Le public de la 2e chaine nationale, 2M, a rendez-vous ce soir avec la nouvelle émission «Wash Hna Houma Hna». «Il s’agit d’une expérience sociale où on crée de fausses situations pour engendrer des tensions et voir comment réagissent les gens», explique Driss Bennani, producteur de l’émission. «Wash Hna Houma Hna» comprend également des analyses faites par des sociologues, psychologues et autres spécialistes. Dans chaque épisode, un «grand témoin» qui a déjà vécu une situation semblable raconte son histoire et apporte sa vision des choses. «Wash Hna Houma Hna» veut mettre les Marocains devant le miroir des valeurs et de la morale. Durant 52 minutes, on peut voir comment certaines personnes réagissent face à des situations de racisme, hogra, civisme, pédophilie, harcèlement, exploitation des petites bonnes, triche…
Pour avoir des réactions naturelles et authentiques, l’équipe de l’émission utilise une vraie caméra cachée. Malgré son lourd dispositif, elle s’est dissimulée dans les rues de Casablanca. Que ce soit dans les quartiers huppés ou populaires, le staff de «Wash Hna Houma Hna» a cherché l’endroit propice pour évoquer des sujets chauds, tabous et importants pour les Marocains. L’approche a été faite avec honnêteté, humilité et avec un grand sens du respect et de la proximité, selon Driss Bennani. Pour lui, l’émission a pour objectif de provoquer le débat dans les foyers marocains autour de sujets sensibles. «Chaque matin, nous partions avec des tonnes d'a priori pour revenir avec plus de questions que de réponses. Parce qu'au final, “Wash Han Houma Hna” ne prétend pas apporter de vérités. C'est une émission qui nous propose de nous regarder dans le miroir, sans fards et sans artifices et de nous poser la question “comment j’aurais réagi ?”», précise-t-il. 

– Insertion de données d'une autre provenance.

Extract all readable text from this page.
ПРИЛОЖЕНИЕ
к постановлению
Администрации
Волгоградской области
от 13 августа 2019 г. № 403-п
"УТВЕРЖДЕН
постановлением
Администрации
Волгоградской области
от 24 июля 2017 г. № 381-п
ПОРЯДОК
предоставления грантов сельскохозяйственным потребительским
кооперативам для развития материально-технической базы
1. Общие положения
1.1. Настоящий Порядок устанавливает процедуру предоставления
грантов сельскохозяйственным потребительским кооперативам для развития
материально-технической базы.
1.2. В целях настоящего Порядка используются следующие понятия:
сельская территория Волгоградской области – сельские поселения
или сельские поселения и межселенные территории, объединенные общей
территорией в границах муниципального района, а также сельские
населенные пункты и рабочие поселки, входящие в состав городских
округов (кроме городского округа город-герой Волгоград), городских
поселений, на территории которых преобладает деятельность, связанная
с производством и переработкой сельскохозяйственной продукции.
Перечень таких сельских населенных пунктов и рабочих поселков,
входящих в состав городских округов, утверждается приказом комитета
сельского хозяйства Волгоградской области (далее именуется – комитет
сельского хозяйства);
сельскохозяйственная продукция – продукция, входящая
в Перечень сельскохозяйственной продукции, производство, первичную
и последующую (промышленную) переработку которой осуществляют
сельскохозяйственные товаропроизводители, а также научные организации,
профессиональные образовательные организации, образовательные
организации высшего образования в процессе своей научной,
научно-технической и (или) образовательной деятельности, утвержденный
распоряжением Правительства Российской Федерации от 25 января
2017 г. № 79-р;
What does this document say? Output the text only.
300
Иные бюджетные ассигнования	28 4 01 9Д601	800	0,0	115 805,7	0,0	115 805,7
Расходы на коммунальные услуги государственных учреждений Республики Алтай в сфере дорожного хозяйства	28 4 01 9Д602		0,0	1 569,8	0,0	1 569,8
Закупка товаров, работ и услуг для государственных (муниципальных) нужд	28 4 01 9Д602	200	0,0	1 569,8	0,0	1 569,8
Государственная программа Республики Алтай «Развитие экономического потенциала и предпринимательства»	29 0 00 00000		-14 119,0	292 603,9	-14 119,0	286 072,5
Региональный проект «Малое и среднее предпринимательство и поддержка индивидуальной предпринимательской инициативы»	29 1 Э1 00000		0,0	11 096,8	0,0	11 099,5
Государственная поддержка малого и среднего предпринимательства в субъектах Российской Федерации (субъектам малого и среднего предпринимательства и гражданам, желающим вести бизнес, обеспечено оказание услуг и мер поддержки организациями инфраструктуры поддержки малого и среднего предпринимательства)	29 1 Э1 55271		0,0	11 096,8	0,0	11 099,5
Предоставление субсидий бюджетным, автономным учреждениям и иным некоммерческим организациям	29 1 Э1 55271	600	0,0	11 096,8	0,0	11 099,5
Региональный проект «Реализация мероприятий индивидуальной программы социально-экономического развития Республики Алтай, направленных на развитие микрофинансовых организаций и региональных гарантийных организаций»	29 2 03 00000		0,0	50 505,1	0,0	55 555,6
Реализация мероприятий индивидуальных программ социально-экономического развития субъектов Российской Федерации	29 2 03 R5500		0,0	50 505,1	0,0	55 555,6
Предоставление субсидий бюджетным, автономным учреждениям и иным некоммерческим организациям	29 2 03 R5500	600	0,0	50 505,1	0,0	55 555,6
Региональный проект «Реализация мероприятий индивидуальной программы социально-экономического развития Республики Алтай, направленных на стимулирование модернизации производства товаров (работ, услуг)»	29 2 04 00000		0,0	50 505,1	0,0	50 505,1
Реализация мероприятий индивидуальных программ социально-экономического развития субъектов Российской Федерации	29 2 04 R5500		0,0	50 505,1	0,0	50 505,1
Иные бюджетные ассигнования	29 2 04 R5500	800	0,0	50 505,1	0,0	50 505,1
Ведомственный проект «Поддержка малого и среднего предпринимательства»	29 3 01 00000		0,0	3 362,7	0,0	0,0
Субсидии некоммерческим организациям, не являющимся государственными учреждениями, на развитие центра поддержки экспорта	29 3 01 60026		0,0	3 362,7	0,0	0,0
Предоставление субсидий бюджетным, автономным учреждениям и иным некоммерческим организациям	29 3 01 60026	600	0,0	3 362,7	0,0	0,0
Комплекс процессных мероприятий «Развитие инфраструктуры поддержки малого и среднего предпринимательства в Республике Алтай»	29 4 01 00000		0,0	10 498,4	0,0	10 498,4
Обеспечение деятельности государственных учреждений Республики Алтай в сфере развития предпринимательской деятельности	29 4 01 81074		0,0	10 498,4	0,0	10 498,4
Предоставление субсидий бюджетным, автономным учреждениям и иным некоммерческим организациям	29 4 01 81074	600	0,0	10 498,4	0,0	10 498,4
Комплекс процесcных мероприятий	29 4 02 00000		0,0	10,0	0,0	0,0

Lors des longues semaines de tournage, l'équipe est passée par tous les états d'âme : larmes, crises d’hystérie, coups… «Les réactions des Marocains à nos situations nous ont émus, réconfortés, déçus, mis en colère, étonnés…» Selon Driss Bennani, la majorité des Marocains ont refusé les formes d’injustice. La plupart des personnes concernées ont donné leur autorisation de diffusion même quand elles ont mal réagi. D’après le producteur de l’émission, ce concept télévisé s’impose à cause du changement de notre société et des nouvelles questions qui se posent sur notre identité. Après des semaines de confrontation avec plusieurs catégories de Marocains et dans diverses situations, Driss Bennani affirme que notre société se cherche, bouge et a une conscience. «Malgré les aspects lumineux ou noirs, il n’y a pas d’indifférence chez les Marocains», conclut-il.